Le N2O, à la mode et facile d'accès
"La consommation de gaz euphorisant et hilarant n'est pas nouvelle", précise Christophe Lançon, responsable du service addictologie à l'APHM, Assistance Publique des Hôpitaux de Marseille.
"En revanche, le phénomène du moment, c'est le détournement de ces capsules à usage ménager", précise le professeur, qui alerte par ailleurs lui aussi sur les risques physiques et psychiques.
"Les complications sont liées au fait que les substances du protoxyde d'azote, inhalées, sont absorbées immédiatement par les muqueuses respiratoires et passent très vite dans le sang et dans le cerveau".
Un effet shoot très rapide, qui ne dure d'ailleurs qu'une vingtaine de secondes et incite à des reprises rapides.

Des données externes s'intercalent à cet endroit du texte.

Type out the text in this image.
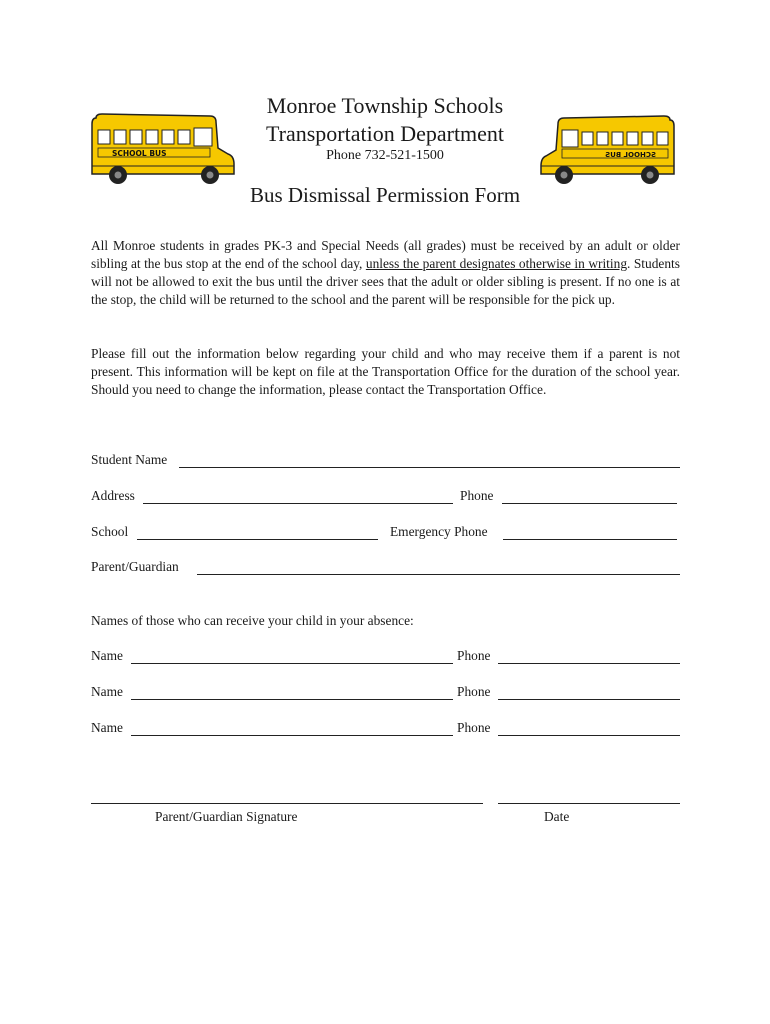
SCHOOL BUS	SCHOOL BUS
Monroe Township Schools
Transportation Department
Phone 732-521-1500
Bus Dismissal Permission Form

All Monroe students in grades PK-3 and Special Needs (all grades) must be received by an adult or older sibling at the bus stop at the end of the school day, unless the parent designates otherwise in writing. Students will not be allowed to exit the bus until the driver sees that the adult or older sibling is present. If no one is at the stop, the child will be returned to the school and the parent will be responsible for the pick up.

Please fill out the information below regarding your child and who may receive them if a parent is not present. This information will be kept on file at the Transportation Office for the duration of the school year. Should you need to change the information, please contact the Transportation Office.

Student Name
Address	Phone
School	Emergency Phone
Parent/Guardian
Names of those who can receive your child in your absence:
Name	Phone
Name	Phone
Name	Phone
Parent/Guardian Signature	Date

La consommation de ces substances psychoactives peut ainsi entraîner au niveau physique, tachycardie, troubles cardio-vasculaires, et neurologiques (désorientation, vertiges).
A tel point que la vente aux mineurs, y compris sur les sites de commerce en ligne, est dans le collimateur du Sénat. Une proposition de loi a été adoptée. Elle doit encore être soumise à l’Assemblée nationale.
Le chef du service addictologie signale aussi de possibles effets psychiques (états délirants, confusion).
"Chez certaines personnes la consommation de ce type de substance psychoactive peut même accélérer l'appartition de troubles psychiatriques", précise Christophe Lançon.
A ce jour, les services d'addictologie n'ont pas enregistré de recrudescence de fréquentaion en lien avec la consommation de protoxyde d'azote. Mais les agences régionales de santé sont alertées.
Les consultations jeunes consommateurs et drogue-info-service proposent des dispositifs découte de conseil et d'aide à distance.